Mihrac Ural (oradaki adıyla Ali Kasım) kısa süre sonra Suriye vatandaşı yapıldı. Vatandaşlık Cemil Esad’ın emriyle gerçekleşti. Bu durumu nasıl açıklayacağız? Beş-altı ay içinde bu denli bir gelişme, önceden ilişki bulunmadan mümkün müdür?

12 Eylül sonrasında değişik Avrupa ülkelerine gelen bazı devrimcilerin bir süre sonra büyük değişim yaşadıklarını gördük. Bir bölümü bulunulan ülkenin polisiyle çalışmaya başladı. Ne ki, bu değişim için 3-5 yılın geçmesi gerekti. Aynı değişimden daha fazlasının birkaç ayda yaşandığını gördüğünüzde, kaçınılmaz olarak bu ilişkinin daha önce kurulmuş olduğunu düşünürsünüz.

Mihrac Ural’ın 12 Eylül 1980 öncesinde de, Türkiye’de iken de Muhabarat ile bağı vardı. Bu bağlantı babası vasıtasıyla kurulmuştu. Babasının Baas rejiminin önde gelenleriyle fotoğraflarını bulduk ve http://thkp-c-acilciler.blogspot.com ’da yayınladık. Başka türlü bir açıklama düşünebilen varsa söylesin…

Mihrac Ural ile Muhabarat ilişkisinin tarihini kendi yazılarında geçen Yüksel Eriş ile konuşmalarından çıkardık. Mihrac, Yüksel’e 1976 yılı yaz aylarında Hatay’ın “ayrı varlık” olduğunu empoze etmeye çalışıyor. Ayrı Varlık’tan kastedilen, Hatay’ın Suriye’nin parçası olduğudur. Mihrac’ın yazdığına göre Yüksel bu görüşü kabul ediyor!

İlgisi yok, zira Yüksel Antakya’nın “ayrı varlık” olduğundan kimseye söz etmiyor. Antakya’dakiler bile bunu bilmiyorlar.
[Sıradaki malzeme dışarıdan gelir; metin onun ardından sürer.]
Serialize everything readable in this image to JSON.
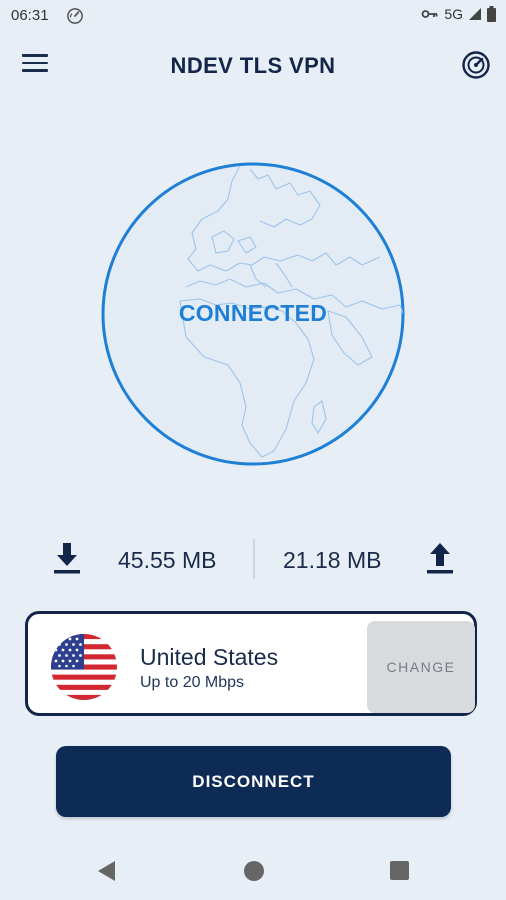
{
  "status_bar": {
    "time": "06:31",
    "network": "5G"
  },
  "app_bar": {
    "title": "NDEV TLS VPN",
    "menu_icon": "hamburger-menu-icon",
    "speed_icon": "speedometer-icon"
  },
  "connection": {
    "status": "CONNECTED",
    "accent_color": "#1e7fd6"
  },
  "traffic": {
    "download": "45.55 MB",
    "upload": "21.18 MB"
  },
  "server": {
    "country": "United States",
    "speed": "Up to 20 Mbps",
    "flag_icon": "us-flag-icon",
    "change_label": "CHANGE"
  },
  "actions": {
    "disconnect_label": "DISCONNECT",
    "button_color": "#0e2b55"
  }
}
Mihrac’ın söylediklerini ciddiye almıyor. Hatay’ın Suriye’nin parçası olduğu görüşü, Baas Partisi’nin, Cemil Esad’ın ve Muhabarat’ın önemli görüşlerinden bir tanesidir. Mihrac bunu sorumlu olduğu belli olan bir kişiye, Yüksel’e empoze etmeye çalışıyor.
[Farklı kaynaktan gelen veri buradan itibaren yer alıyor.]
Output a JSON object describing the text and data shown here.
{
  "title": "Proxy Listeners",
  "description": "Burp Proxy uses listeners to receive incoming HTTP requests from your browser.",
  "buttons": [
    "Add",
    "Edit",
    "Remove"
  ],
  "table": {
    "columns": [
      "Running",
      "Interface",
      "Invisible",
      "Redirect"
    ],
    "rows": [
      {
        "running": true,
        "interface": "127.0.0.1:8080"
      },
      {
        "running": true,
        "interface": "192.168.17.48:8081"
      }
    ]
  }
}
İkinci örnek: Yine kendi ifadesine göre, Yüksel’e, TDAS’ı kimin yazdığını soruyor. Normal olarak hiç kimse illegal dağıtılan bir broşürü kimin yazdığını sormaz. Sormanın tek anlamı vardır: Kimse söyleyin, ona çengel atayım!

Mihrac Ural’ın kendi yazdıklarından hareketle, Muhabarat ilişkisinin 1976 yazında örgütle ilk ilişki kurduğu zamana kadar uzandığını çıkardık. Babasının Baas Partisi’nin önde gelenleriyle ilişkisini de ortaya çıkarınca bu kanaatimiz iyice pekişti.
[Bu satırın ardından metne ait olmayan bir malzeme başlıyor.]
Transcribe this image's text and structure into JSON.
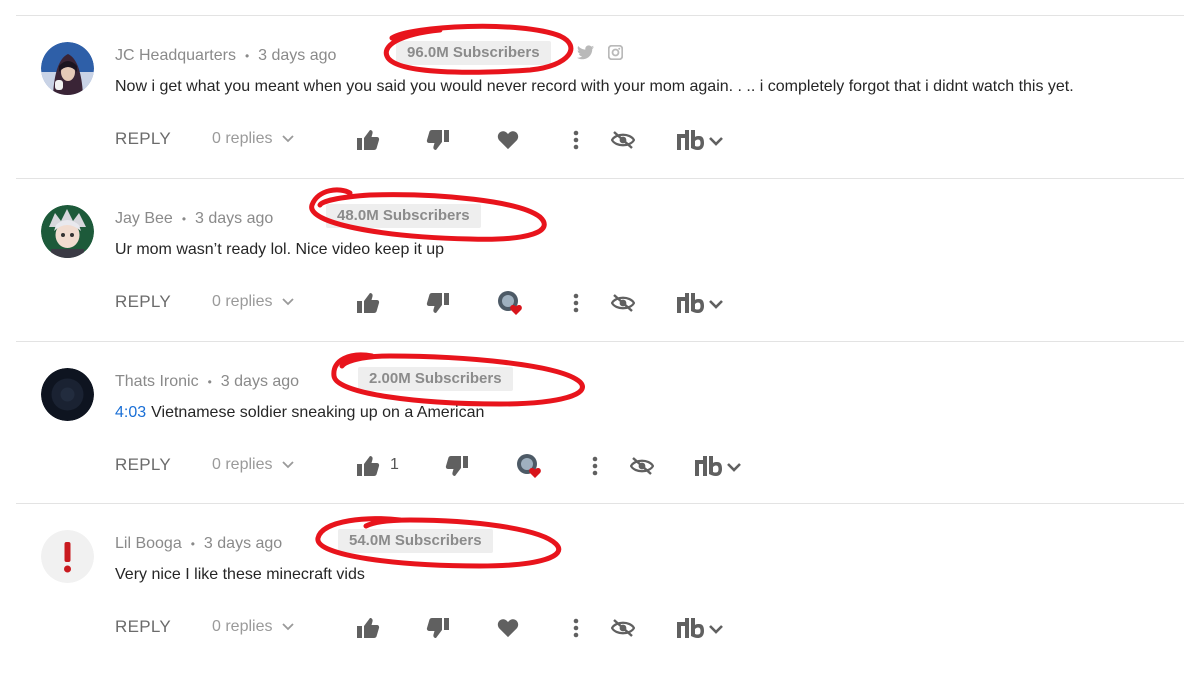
{
  "colors": {
    "accent_circle": "#e8141c",
    "timestamp_link": "#1a6fd6",
    "text": "#262626",
    "muted": "#8a8a8a"
  },
  "comments": [
    {
      "author": "JC Headquarters",
      "time": "3 days ago",
      "subscribers": "96.0M Subscribers",
      "social_icons": [
        "twitter-icon",
        "instagram-icon"
      ],
      "timestamp": "",
      "text": "Now i get what you meant when you said you would never record with your mom again. . .. i completely forgot that i didnt watch this yet.",
      "reply_label": "REPLY",
      "replies_label": "0 replies",
      "likes": "",
      "heart": "heart-icon",
      "avatar_icon": "avatar-hooded-icon"
    },
    {
      "author": "Jay Bee",
      "time": "3 days ago",
      "subscribers": "48.0M Subscribers",
      "social_icons": [],
      "timestamp": "",
      "text": "Ur mom wasn’t ready lol. Nice video keep it up",
      "reply_label": "REPLY",
      "replies_label": "0 replies",
      "likes": "",
      "heart": "creator-heart-icon",
      "avatar_icon": "avatar-anime-icon"
    },
    {
      "author": "Thats Ironic",
      "time": "3 days ago",
      "subscribers": "2.00M Subscribers",
      "social_icons": [],
      "timestamp": "4:03",
      "text": "Vietnamese soldier sneaking up on a American",
      "reply_label": "REPLY",
      "replies_label": "0 replies",
      "likes": "1",
      "heart": "creator-heart-icon",
      "avatar_icon": "avatar-dark-icon"
    },
    {
      "author": "Lil Booga",
      "time": "3 days ago",
      "subscribers": "54.0M Subscribers",
      "social_icons": [],
      "timestamp": "",
      "text": "Very nice I like these minecraft vids",
      "reply_label": "REPLY",
      "replies_label": "0 replies",
      "likes": "",
      "heart": "heart-icon",
      "avatar_icon": "avatar-exclamation-icon"
    }
  ]
}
12 Eylül sonrası ise biliniyor. Acilciler, Muhabarat’ın Türkiye uzantısı haline getiriliyor. 1982 sonbaharında Suriye’de gerçekleşen ayrılığın ve Müntecep Kesici’nin öldürülmesinin asıl nedeni budur. Mihrac Ural, Muhabarat’ı da arkasına alarak, ulaşabildiği muhaliflerine saldırıyor.

Suriye öncesindeki ve Suriye’deki olayları anlattım. Bu olaylardan Mihrac Ural’ın 1976’dan beri Muhabarat ile ilişki içinde olduğundan başka bir sonuç çıkarabiliyorsanız, anlatın, biz de öğrenelim, derim.